Families will not be able to afford fuel at $3 a litre and that is where it will be heading. It will not be possible to get a 60-litre tank filled for $180 and just take it out of the budget every week. That effect will go right to the sense, style and quality of life of so many working families, especially in our suburbs. It will make the economics of transport and the economics of people in regional areas immensely difficult. This cost overlay will filter into every section of our economy. On this issue, which is coming to our horizon, we have not seen one policy by the Treasurer or the current government as to how they are going to manage it. How high do we need the price of fuel to go before it becomes a requirement of the government to start dealing with the issue? It is the No. 1 consumer item of concern today. The Australian people rightly have an inherent fear of how they are going to manage this increase in fuel prices.

I do not know whether it is a panacea but we have always put on the table biofuel, not because of any particular reason but at least as a move towards a solution. I do not for one moment say it is a solution to everything, but at least it is a step in a suite of possibilities that we need to take on board if we are going to maintain the quality of life as expected now by people who see a motor vehicle as part of the expression of their economic freedom.

Climate change is another issue. I refer also to one of the issues that Senator Heffernan brought up. We have to be more proactive in how we develop new areas of this nation to produce food for the nation if you truly believe climate change is what is occurring. You cannot have it both ways. You cannot say: ‘You’re a sceptic; you don’t believe in climate change. However, we’re not going to propose any concrete and definitive plan for how to deal with it, especially in how we feed ourselves.’ If climate change is happening—and I believe that climate changes all the time; it is obviously changing—then where is our plan for the development of the north? Why does this get compartmentalised as an issue that is not of concern? We cannot go on with a total reliance on the Murray-Darling Basin scheme if the capacity for it to produce food is diminished. We must find the next step. It must be in the development of the north and it is going to require changes to federal policy and to state government policy, especially tree-clearing guidelines, wild rivers legislation and these things that really we have to have another look at if we are serious about this problem.

A final issue that I want to briefly touch on is the concern I have when people start talking about reforming the federation. For me, reforming the federation is a key to centralisation. I have a concern that what we are seeing now with the current government is that it will be operated out of one office and that is Mr Rudd’s. It will be a government which will be completely centralist and socialist in its application of how it deals with the Australian people. It will be a government that does not espouse any adherence to the belief, to the idea, that people in certain parts of the nation have a different outlook on life. We are starting to see it already. There is a move towards the centralising of the bureaucracy, the centralising of control. It is manifestly growing and it will grow in the same form as the way Mr Rudd operated when he was in Queensland. It is about to be levelled at us here.

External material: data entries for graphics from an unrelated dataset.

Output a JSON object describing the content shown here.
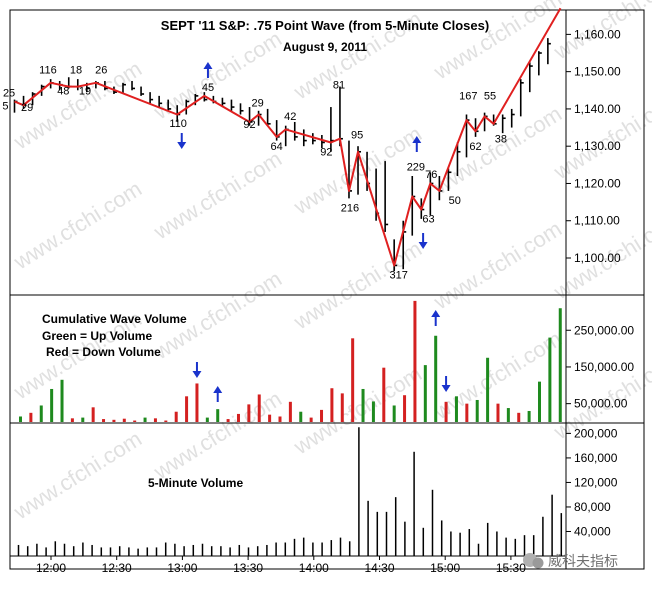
{
  "chart_data": [
    {
      "type": "bar",
      "subtype": "ohlc-with-wave-line",
      "title": "SEPT '11 S&P:  .75 Point Wave (from 5-Minute Closes)",
      "subtitle": "August 9, 2011",
      "yticks": [
        "1,100.00",
        "1,110.00",
        "1,120.00",
        "1,130.00",
        "1,140.00",
        "1,150.00",
        "1,160.00"
      ],
      "ylim": [
        1094,
        1167
      ],
      "grid": false,
      "wave_color": "#e02020",
      "bar_color": "#000000",
      "arrow_color": "#1a33cc",
      "bars": [
        {
          "h": 1142.5,
          "l": 1139.0,
          "c": 1142.0
        },
        {
          "h": 1143.5,
          "l": 1140.0,
          "c": 1141.0
        },
        {
          "h": 1144.5,
          "l": 1141.0,
          "c": 1144.0
        },
        {
          "h": 1146.5,
          "l": 1143.5,
          "c": 1146.0
        },
        {
          "h": 1148.0,
          "l": 1145.5,
          "c": 1147.0
        },
        {
          "h": 1147.5,
          "l": 1145.0,
          "c": 1146.5
        },
        {
          "h": 1148.5,
          "l": 1145.5,
          "c": 1146.0
        },
        {
          "h": 1148.0,
          "l": 1145.0,
          "c": 1146.0
        },
        {
          "h": 1147.0,
          "l": 1144.5,
          "c": 1145.5
        },
        {
          "h": 1147.5,
          "l": 1145.5,
          "c": 1147.0
        },
        {
          "h": 1147.5,
          "l": 1145.0,
          "c": 1145.5
        },
        {
          "h": 1146.0,
          "l": 1144.0,
          "c": 1144.5
        },
        {
          "h": 1147.0,
          "l": 1144.0,
          "c": 1146.5
        },
        {
          "h": 1147.5,
          "l": 1145.0,
          "c": 1145.5
        },
        {
          "h": 1146.0,
          "l": 1143.5,
          "c": 1144.0
        },
        {
          "h": 1144.5,
          "l": 1141.5,
          "c": 1142.5
        },
        {
          "h": 1143.5,
          "l": 1140.5,
          "c": 1141.5
        },
        {
          "h": 1142.5,
          "l": 1139.5,
          "c": 1140.0
        },
        {
          "h": 1141.0,
          "l": 1136.5,
          "c": 1138.5
        },
        {
          "h": 1142.5,
          "l": 1138.5,
          "c": 1142.0
        },
        {
          "h": 1144.0,
          "l": 1141.0,
          "c": 1143.5
        },
        {
          "h": 1144.5,
          "l": 1142.0,
          "c": 1142.5
        },
        {
          "h": 1143.5,
          "l": 1141.5,
          "c": 1142.0
        },
        {
          "h": 1143.0,
          "l": 1140.5,
          "c": 1141.5
        },
        {
          "h": 1142.5,
          "l": 1139.5,
          "c": 1140.5
        },
        {
          "h": 1141.5,
          "l": 1138.5,
          "c": 1139.5
        },
        {
          "h": 1140.5,
          "l": 1135.5,
          "c": 1136.5
        },
        {
          "h": 1139.5,
          "l": 1135.5,
          "c": 1138.5
        },
        {
          "h": 1140.0,
          "l": 1135.5,
          "c": 1136.0
        },
        {
          "h": 1137.0,
          "l": 1131.5,
          "c": 1132.5
        },
        {
          "h": 1135.5,
          "l": 1130.0,
          "c": 1134.5
        },
        {
          "h": 1136.5,
          "l": 1131.5,
          "c": 1132.5
        },
        {
          "h": 1134.5,
          "l": 1130.0,
          "c": 1131.5
        },
        {
          "h": 1133.5,
          "l": 1130.5,
          "c": 1131.5
        },
        {
          "h": 1133.0,
          "l": 1129.5,
          "c": 1131.0
        },
        {
          "h": 1140.5,
          "l": 1128.5,
          "c": 1131.5
        },
        {
          "h": 1146.0,
          "l": 1130.0,
          "c": 1132.0
        },
        {
          "h": 1131.5,
          "l": 1116.0,
          "c": 1118.0
        },
        {
          "h": 1130.0,
          "l": 1117.0,
          "c": 1128.5
        },
        {
          "h": 1128.5,
          "l": 1118.0,
          "c": 1120.0
        },
        {
          "h": 1124.0,
          "l": 1110.0,
          "c": 1112.0
        },
        {
          "h": 1126.0,
          "l": 1107.0,
          "c": 1109.0
        },
        {
          "h": 1105.0,
          "l": 1096.5,
          "c": 1098.0
        },
        {
          "h": 1110.0,
          "l": 1097.0,
          "c": 1107.0
        },
        {
          "h": 1122.0,
          "l": 1106.0,
          "c": 1116.5
        },
        {
          "h": 1116.0,
          "l": 1110.5,
          "c": 1113.0
        },
        {
          "h": 1123.0,
          "l": 1111.5,
          "c": 1120.0
        },
        {
          "h": 1122.0,
          "l": 1115.5,
          "c": 1118.0
        },
        {
          "h": 1124.0,
          "l": 1118.0,
          "c": 1123.0
        },
        {
          "h": 1131.0,
          "l": 1122.0,
          "c": 1128.5
        },
        {
          "h": 1138.5,
          "l": 1127.0,
          "c": 1137.0
        },
        {
          "h": 1137.5,
          "l": 1132.5,
          "c": 1134.0
        },
        {
          "h": 1139.0,
          "l": 1134.0,
          "c": 1138.0
        },
        {
          "h": 1138.5,
          "l": 1135.5,
          "c": 1136.0
        },
        {
          "h": 1138.5,
          "l": 1133.5,
          "c": 1137.5
        },
        {
          "h": 1140.0,
          "l": 1135.0,
          "c": 1138.5
        },
        {
          "h": 1148.0,
          "l": 1138.0,
          "c": 1147.0
        },
        {
          "h": 1152.5,
          "l": 1144.5,
          "c": 1151.5
        },
        {
          "h": 1155.5,
          "l": 1149.0,
          "c": 1155.0
        },
        {
          "h": 1159.0,
          "l": 1152.0,
          "c": 1157.5
        }
      ],
      "wave_points": [
        {
          "i": 0,
          "y": 1142.0
        },
        {
          "i": 1,
          "y": 1141.0
        },
        {
          "i": 4,
          "y": 1147.0
        },
        {
          "i": 6,
          "y": 1146.0
        },
        {
          "i": 7,
          "y": 1146.0
        },
        {
          "i": 9,
          "y": 1147.0
        },
        {
          "i": 18,
          "y": 1138.5
        },
        {
          "i": 21,
          "y": 1143.5
        },
        {
          "i": 26,
          "y": 1136.5
        },
        {
          "i": 27,
          "y": 1138.5
        },
        {
          "i": 29,
          "y": 1132.5
        },
        {
          "i": 30,
          "y": 1134.5
        },
        {
          "i": 35,
          "y": 1131.0
        },
        {
          "i": 36,
          "y": 1132.0
        },
        {
          "i": 37,
          "y": 1118.0
        },
        {
          "i": 38,
          "y": 1128.5
        },
        {
          "i": 42,
          "y": 1098.0
        },
        {
          "i": 44,
          "y": 1116.5
        },
        {
          "i": 45,
          "y": 1113.0
        },
        {
          "i": 46,
          "y": 1120.0
        },
        {
          "i": 47,
          "y": 1118.0
        },
        {
          "i": 50,
          "y": 1137.0
        },
        {
          "i": 51,
          "y": 1134.0
        },
        {
          "i": 52,
          "y": 1138.0
        },
        {
          "i": 53,
          "y": 1136.0
        },
        {
          "i": 60.4,
          "y": 1167.0
        }
      ],
      "wave_labels": [
        {
          "i": -0.6,
          "y": 1143.3,
          "text": "25"
        },
        {
          "i": -1.0,
          "y": 1139.8,
          "text": "5"
        },
        {
          "i": 1.4,
          "y": 1139.4,
          "text": "29"
        },
        {
          "i": 3.7,
          "y": 1149.5,
          "text": "116"
        },
        {
          "i": 5.4,
          "y": 1143.9,
          "text": "48"
        },
        {
          "i": 6.8,
          "y": 1149.5,
          "text": "18"
        },
        {
          "i": 7.8,
          "y": 1143.9,
          "text": "19"
        },
        {
          "i": 9.6,
          "y": 1149.5,
          "text": "26"
        },
        {
          "i": 18.1,
          "y": 1135.1,
          "text": "110"
        },
        {
          "i": 21.4,
          "y": 1144.8,
          "text": "45"
        },
        {
          "i": 26.9,
          "y": 1140.6,
          "text": "29"
        },
        {
          "i": 26.0,
          "y": 1134.9,
          "text": "92"
        },
        {
          "i": 29.0,
          "y": 1129.0,
          "text": "64"
        },
        {
          "i": 30.5,
          "y": 1137.0,
          "text": "42"
        },
        {
          "i": 34.5,
          "y": 1127.5,
          "text": "92"
        },
        {
          "i": 35.9,
          "y": 1145.5,
          "text": "81"
        },
        {
          "i": 37.9,
          "y": 1132.0,
          "text": "95"
        },
        {
          "i": 37.1,
          "y": 1112.5,
          "text": "216"
        },
        {
          "i": 42.5,
          "y": 1094.5,
          "text": "317"
        },
        {
          "i": 44.4,
          "y": 1123.5,
          "text": "229"
        },
        {
          "i": 45.8,
          "y": 1109.5,
          "text": "63"
        },
        {
          "i": 46.1,
          "y": 1121.5,
          "text": "76"
        },
        {
          "i": 48.7,
          "y": 1114.5,
          "text": "50"
        },
        {
          "i": 50.2,
          "y": 1142.5,
          "text": "167"
        },
        {
          "i": 51.0,
          "y": 1129.0,
          "text": "62"
        },
        {
          "i": 52.6,
          "y": 1142.5,
          "text": "55"
        },
        {
          "i": 53.8,
          "y": 1131.0,
          "text": "38"
        }
      ],
      "arrows": [
        {
          "i": 21.4,
          "dir": "up"
        },
        {
          "i": 18.5,
          "dir": "down"
        },
        {
          "i": 44.5,
          "dir": "up"
        },
        {
          "i": 45.2,
          "dir": "down"
        }
      ]
    },
    {
      "type": "bar",
      "subtype": "cumulative-wave-volume",
      "legend_title": "Cumulative Wave Volume",
      "legend_lines": [
        "Green = Up Volume",
        "Red = Down Volume"
      ],
      "legend_placement": "top-left",
      "yticks": [
        "50,000.00",
        "150,000.00",
        "250,000.00"
      ],
      "ylim": [
        0,
        345000
      ],
      "up_color": "#1e8a1e",
      "down_color": "#d42020",
      "bars": [
        {
          "v": 15000,
          "c": "g"
        },
        {
          "v": 25000,
          "c": "r"
        },
        {
          "v": 45000,
          "c": "g"
        },
        {
          "v": 90000,
          "c": "g"
        },
        {
          "v": 115000,
          "c": "g"
        },
        {
          "v": 10000,
          "c": "r"
        },
        {
          "v": 12000,
          "c": "g"
        },
        {
          "v": 40000,
          "c": "r"
        },
        {
          "v": 8000,
          "c": "r"
        },
        {
          "v": 6000,
          "c": "r"
        },
        {
          "v": 9000,
          "c": "r"
        },
        {
          "v": 4000,
          "c": "r"
        },
        {
          "v": 12000,
          "c": "g"
        },
        {
          "v": 10000,
          "c": "r"
        },
        {
          "v": 4000,
          "c": "r"
        },
        {
          "v": 28000,
          "c": "r"
        },
        {
          "v": 70000,
          "c": "r"
        },
        {
          "v": 105000,
          "c": "r"
        },
        {
          "v": 12000,
          "c": "g"
        },
        {
          "v": 35000,
          "c": "g"
        },
        {
          "v": 8000,
          "c": "r"
        },
        {
          "v": 22000,
          "c": "r"
        },
        {
          "v": 48000,
          "c": "r"
        },
        {
          "v": 75000,
          "c": "r"
        },
        {
          "v": 20000,
          "c": "r"
        },
        {
          "v": 15000,
          "c": "r"
        },
        {
          "v": 55000,
          "c": "r"
        },
        {
          "v": 28000,
          "c": "g"
        },
        {
          "v": 12000,
          "c": "r"
        },
        {
          "v": 33000,
          "c": "r"
        },
        {
          "v": 92000,
          "c": "r"
        },
        {
          "v": 78000,
          "c": "r"
        },
        {
          "v": 228000,
          "c": "r"
        },
        {
          "v": 90000,
          "c": "g"
        },
        {
          "v": 56000,
          "c": "g"
        },
        {
          "v": 148000,
          "c": "r"
        },
        {
          "v": 45000,
          "c": "g"
        },
        {
          "v": 73000,
          "c": "r"
        },
        {
          "v": 330000,
          "c": "r"
        },
        {
          "v": 155000,
          "c": "g"
        },
        {
          "v": 235000,
          "c": "g"
        },
        {
          "v": 55000,
          "c": "r"
        },
        {
          "v": 70000,
          "c": "g"
        },
        {
          "v": 50000,
          "c": "r"
        },
        {
          "v": 60000,
          "c": "g"
        },
        {
          "v": 175000,
          "c": "g"
        },
        {
          "v": 50000,
          "c": "r"
        },
        {
          "v": 38000,
          "c": "g"
        },
        {
          "v": 25000,
          "c": "r"
        },
        {
          "v": 30000,
          "c": "g"
        },
        {
          "v": 110000,
          "c": "g"
        },
        {
          "v": 230000,
          "c": "g"
        },
        {
          "v": 310000,
          "c": "g"
        }
      ],
      "arrows": [
        {
          "bar": 17,
          "dir": "down"
        },
        {
          "bar": 19,
          "dir": "up"
        },
        {
          "bar": 40,
          "dir": "up"
        },
        {
          "bar": 41,
          "dir": "down"
        }
      ]
    },
    {
      "type": "bar",
      "subtype": "five-minute-volume",
      "label": "5-Minute Volume",
      "yticks": [
        "40,000",
        "80,000",
        "120,000",
        "160,000",
        "200,000"
      ],
      "ylim": [
        0,
        210000
      ],
      "xticks": [
        "12:00",
        "12:30",
        "13:00",
        "13:30",
        "14:00",
        "14:30",
        "15:00",
        "15:30"
      ],
      "volumes": [
        18000,
        16000,
        20000,
        14000,
        24000,
        20000,
        16000,
        22000,
        18000,
        14000,
        14000,
        16000,
        14000,
        12000,
        14000,
        14000,
        22000,
        20000,
        16000,
        18000,
        20000,
        16000,
        16000,
        14000,
        18000,
        14000,
        16000,
        18000,
        22000,
        22000,
        28000,
        30000,
        22000,
        22000,
        26000,
        30000,
        24000,
        210000,
        90000,
        72000,
        72000,
        96000,
        56000,
        170000,
        46000,
        108000,
        58000,
        40000,
        38000,
        44000,
        20000,
        54000,
        40000,
        30000,
        28000,
        34000,
        34000,
        64000,
        100000,
        70000
      ]
    }
  ],
  "watermark": {
    "text": "www.cfchi.com"
  },
  "footer": {
    "badge": "威科夫指标",
    "badge_icon": "wechat-icon"
  }
}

That is especially pertinent in this chamber because as senators it is incumbent upon us to make sure that we keep the aspect of decentralisation—that protection of a second chamber and that protection of the review and amendment of decisions. We need to make sure that the parliamentary process, which is always the best mechanism of democracy and freedom for a nation, remains sacrosanct. I implore all senators to remember that when they came to this chamber they swore an oath of office that they would uphold the Constitution. To my Labor colleagues I say that that will mean that at times you have to have the capacity and the desire to challenge even your own government.